It might have been midday when the six columns began their march and deployed masses of hussars and cavalry on both sides of Gross-Gorschen. Our artillery, placed behind the squares on the top of the ridge, opened a terrible fire on the Prussian cannoneers, who replied all along their line.
Our drums began to beat in the squares to warn that the enemy were approaching, but their rattle was like the buzz of a fly in the storm, while in the valley the Prussians shouted altogether, "Vaterland! Vaterland!"
Their fire, as they climbed the hill, enveloped us in smoke—as the wind blew towards us—and hindered us from seeing them. Nevertheless, we began our file-firing. We heard and saw nothing but the noise and smoke of battle for the next quarter of an hour, when suddenly the Prussian hussars were in our squares. I know not how it happened, but there they were on their little horses, sabring us without mercy. We fought with our bayonets; they slashed, and fired their pistols. The carnage was horrible. Zébédé, Sergeant Pinto, and some twenty of the company held together. There they fought the pale-faced, long-mustached hussars, whose horses reared and neighed as they dashed over the heaps of dead and wounded. I remember the cries, French and German in a horrid mixture, that arose; how they called us "Schweinpelz," and how old Pinto never ceased to cry, "Strike bravely, my children; strike bravely!"
I never knew how we escaped; we ran at random through the smoke, and dashed through the midst of sabres and flying bullets. I only remember that Zébédé every moment cried out to me, "Come on! come on!" and that finally we found ourselves on a hillside behind a square which yet held firm, with Sergeant Pinto and seven or eight others of the company.
We were covered with blood, and looked like butchers.
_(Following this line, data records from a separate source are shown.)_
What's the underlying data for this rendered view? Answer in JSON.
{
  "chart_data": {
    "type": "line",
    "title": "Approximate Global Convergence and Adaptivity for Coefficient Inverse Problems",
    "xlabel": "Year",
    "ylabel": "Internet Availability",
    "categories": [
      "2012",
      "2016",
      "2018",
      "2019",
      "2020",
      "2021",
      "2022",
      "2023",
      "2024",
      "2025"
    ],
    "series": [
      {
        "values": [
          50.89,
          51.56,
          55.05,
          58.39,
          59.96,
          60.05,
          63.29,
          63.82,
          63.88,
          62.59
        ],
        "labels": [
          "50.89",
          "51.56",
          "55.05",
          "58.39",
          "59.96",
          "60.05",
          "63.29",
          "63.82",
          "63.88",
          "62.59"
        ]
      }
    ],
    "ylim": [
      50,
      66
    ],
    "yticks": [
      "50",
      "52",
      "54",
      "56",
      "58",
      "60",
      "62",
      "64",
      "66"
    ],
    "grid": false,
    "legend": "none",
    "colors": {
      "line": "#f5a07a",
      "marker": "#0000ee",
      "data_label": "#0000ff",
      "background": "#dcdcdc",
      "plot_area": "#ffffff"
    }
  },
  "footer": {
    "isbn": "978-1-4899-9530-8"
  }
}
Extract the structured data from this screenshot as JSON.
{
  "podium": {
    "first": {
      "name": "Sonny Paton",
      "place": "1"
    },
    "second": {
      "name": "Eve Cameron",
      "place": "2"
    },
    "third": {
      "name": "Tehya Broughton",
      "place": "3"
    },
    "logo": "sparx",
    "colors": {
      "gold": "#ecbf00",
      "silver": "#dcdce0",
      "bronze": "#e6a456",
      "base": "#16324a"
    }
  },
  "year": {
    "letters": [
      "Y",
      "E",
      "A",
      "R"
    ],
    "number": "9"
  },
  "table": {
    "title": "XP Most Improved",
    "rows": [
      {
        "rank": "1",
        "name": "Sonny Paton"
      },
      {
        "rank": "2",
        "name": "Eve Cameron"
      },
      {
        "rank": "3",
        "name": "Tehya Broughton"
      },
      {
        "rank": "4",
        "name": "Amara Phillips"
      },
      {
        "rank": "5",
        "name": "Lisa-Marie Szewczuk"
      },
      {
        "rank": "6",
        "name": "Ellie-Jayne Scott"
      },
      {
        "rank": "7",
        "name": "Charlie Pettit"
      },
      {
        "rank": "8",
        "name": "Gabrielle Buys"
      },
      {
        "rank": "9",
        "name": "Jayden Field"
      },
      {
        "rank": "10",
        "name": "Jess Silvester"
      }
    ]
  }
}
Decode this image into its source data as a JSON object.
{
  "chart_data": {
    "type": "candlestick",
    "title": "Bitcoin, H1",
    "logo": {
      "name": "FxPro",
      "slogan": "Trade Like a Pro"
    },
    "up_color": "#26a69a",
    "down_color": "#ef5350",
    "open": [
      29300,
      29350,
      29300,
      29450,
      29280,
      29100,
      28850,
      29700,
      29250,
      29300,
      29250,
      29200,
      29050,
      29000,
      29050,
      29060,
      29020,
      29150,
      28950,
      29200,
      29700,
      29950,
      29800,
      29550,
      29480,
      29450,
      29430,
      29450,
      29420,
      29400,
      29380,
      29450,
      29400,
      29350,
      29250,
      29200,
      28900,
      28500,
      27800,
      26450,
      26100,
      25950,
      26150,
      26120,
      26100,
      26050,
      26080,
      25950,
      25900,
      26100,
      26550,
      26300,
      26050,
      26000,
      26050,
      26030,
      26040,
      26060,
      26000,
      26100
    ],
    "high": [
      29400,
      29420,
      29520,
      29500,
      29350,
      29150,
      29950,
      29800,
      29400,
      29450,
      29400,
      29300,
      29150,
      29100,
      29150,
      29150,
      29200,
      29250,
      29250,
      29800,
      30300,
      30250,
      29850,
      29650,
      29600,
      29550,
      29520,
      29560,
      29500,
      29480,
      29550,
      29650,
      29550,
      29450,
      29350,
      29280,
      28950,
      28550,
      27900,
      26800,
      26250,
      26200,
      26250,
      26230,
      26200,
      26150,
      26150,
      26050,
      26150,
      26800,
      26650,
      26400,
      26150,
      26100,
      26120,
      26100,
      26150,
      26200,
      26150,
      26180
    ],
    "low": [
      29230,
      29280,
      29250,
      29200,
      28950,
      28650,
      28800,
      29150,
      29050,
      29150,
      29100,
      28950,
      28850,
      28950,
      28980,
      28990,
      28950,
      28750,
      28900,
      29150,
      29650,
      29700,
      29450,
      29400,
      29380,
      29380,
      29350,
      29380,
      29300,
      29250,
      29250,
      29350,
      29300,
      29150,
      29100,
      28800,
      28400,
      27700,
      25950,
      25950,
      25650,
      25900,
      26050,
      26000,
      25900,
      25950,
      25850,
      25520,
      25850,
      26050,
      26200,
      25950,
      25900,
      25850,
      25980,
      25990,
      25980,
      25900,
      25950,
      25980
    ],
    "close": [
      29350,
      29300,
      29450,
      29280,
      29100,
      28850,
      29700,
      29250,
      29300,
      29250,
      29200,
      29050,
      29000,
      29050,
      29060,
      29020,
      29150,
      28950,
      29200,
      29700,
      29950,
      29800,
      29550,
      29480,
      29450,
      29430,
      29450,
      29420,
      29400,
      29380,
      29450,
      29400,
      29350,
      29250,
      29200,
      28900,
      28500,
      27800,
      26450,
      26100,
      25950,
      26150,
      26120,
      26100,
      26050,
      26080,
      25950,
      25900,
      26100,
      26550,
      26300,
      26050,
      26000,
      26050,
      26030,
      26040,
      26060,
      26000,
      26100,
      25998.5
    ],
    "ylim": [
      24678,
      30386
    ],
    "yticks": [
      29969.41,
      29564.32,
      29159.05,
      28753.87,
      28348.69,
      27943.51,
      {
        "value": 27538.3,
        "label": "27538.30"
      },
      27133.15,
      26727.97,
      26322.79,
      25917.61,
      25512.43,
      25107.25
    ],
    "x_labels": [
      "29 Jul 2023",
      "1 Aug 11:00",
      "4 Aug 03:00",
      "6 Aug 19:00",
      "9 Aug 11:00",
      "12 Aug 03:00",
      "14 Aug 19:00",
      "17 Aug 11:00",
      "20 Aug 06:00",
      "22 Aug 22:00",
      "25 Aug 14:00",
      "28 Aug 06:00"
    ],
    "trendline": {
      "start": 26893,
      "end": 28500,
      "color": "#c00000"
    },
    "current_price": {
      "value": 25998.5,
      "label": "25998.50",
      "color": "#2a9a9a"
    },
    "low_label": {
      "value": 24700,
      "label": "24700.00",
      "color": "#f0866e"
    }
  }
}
"Load!" cried the sergeant.
Then I saw blood and hair on my bayonet, and I knew that in my fury I must have given some terrible blows. Old Pinto told us that the regiment was totally routed; that the beggarly Prussians had sabred half of it, but we should find the remainder by and by. "Now," he cried, "we must keep the enemy out of the village. By file, left! March!"
We descended a little stairway which led to one of the gardens of Klein-Gorschen, and, entering a house, the sergeant barricaded the door leading to the fields with a heavy kitchen-table; then he showed us the door opening on the street, telling us that there lay our way of retreat. This done, we went to the floor above, and found a pretty large room, with two windows looking out upon the village, and two upon the hill, which was still covered with smoke and resounding with the crash of musketry and artillery. At one end was a broken bedstead and near it a cradle. The people of the house had no doubt fled at the beginning of the battle, but a dog, with ears erect and flashing eyes, glared at us from beneath the curtains.
The sergeant opened the window and fired at two or three Prussian hussars who were already advancing down the street. Zébédé and the others standing behind him stood ready. I looked toward the hill to see if the squares had yet remained unbroken, and I saw them retreating in good order, firing as they went from all four faces on the masses of cavalry which surrounded them on every side. Through the smoke I could perceive the colonel on horseback, sabre in hand, and by him the colors, so torn by shot that they were mere rags hanging on the staff.
Beyond, a column of the enemy were debouching from the road and marching on Klein-Gorschen. This column evidently designed cutting off our retreat on the village, but hundreds of disbanded soldiers like us had arrived, and were pouring in from all sides; some turning ever and anon to fire, others wounded, trying to crawl to some place of shelter. They took possession of the houses, and, as the column approached, musketry rattled upon them from all the windows. This checked the enemy, and at the same moment the divisions of Brenier and Marchaud, which the Prince of Moskowa had dispatched to our assistance, began to deploy to the right.